White Pines, Hemlocks, and Sunlight

The Blue Valley Experimental Forest (Blue Valley) lies in southwest North Carolina in the Nantahala National Forest. Located in Macon County, near the point where North Carolina meets Georgia and South Carolina, the experimental forest was established in 1964. At 1,300 acres, it is the smallest of the three experimental forests in North Carolina and the second smallest of the 19 managed by U.S. Forest Service Southern Research Station (SRS).

Blue Valley’s landscape is dominated by eastern white pine, but also includes mixed hardwood and eastern hemlock stands. Experts believe extensive grazing and logging in the early 1900s contributed to the abundance of eastern white pine. The infertile soil is typical of the southern highlands. Buckberry, a type of huckleberry, is the most prevalent of the ericaceous (acid- loving) shrubs that dominate the forest understory.
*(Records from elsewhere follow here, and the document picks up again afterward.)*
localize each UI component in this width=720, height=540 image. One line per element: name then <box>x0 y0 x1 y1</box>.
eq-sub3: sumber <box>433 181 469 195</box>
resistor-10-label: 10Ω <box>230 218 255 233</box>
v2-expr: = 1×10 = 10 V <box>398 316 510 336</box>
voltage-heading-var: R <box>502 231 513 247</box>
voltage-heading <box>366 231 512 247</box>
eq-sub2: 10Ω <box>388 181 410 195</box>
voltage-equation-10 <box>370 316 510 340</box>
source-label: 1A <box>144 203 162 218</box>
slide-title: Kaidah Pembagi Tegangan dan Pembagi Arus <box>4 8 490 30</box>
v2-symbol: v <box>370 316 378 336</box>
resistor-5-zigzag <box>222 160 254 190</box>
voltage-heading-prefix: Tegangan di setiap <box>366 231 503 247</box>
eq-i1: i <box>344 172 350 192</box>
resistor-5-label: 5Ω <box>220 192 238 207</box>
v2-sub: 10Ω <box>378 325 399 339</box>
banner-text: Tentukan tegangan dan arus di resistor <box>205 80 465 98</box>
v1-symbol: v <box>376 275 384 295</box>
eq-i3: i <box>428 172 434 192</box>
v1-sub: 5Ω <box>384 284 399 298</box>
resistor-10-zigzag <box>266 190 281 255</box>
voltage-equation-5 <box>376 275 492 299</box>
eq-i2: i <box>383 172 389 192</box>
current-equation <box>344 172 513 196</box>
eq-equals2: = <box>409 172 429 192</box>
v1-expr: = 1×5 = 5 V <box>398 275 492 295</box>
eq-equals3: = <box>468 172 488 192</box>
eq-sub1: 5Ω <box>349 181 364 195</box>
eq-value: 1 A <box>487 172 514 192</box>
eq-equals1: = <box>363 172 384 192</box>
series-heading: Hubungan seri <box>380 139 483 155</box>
Research studies at Blue Valley started in 1995, and included experiments on management practices such as single-tree selection cutting in white pine/hardwoods, shelterwood and prescribed burning in white pine/hardwoods, and dealing with bark beetle populations. Blue Valley continues to provide opportunities to study the fundamentals of white pine ecology (including seed production and dispersal), ericaceous shrubs, and the qualities of low-fertility sites.

Blue Valley is also the site of a more recent field experiment to investigate whether sunlighting – creating gaps to allow more light to reach the tops of trees – improves the health of hemlocks infested with hemlock woolly adelgid, the insect that’s already devastated hemlocks across the southern Appalachian region.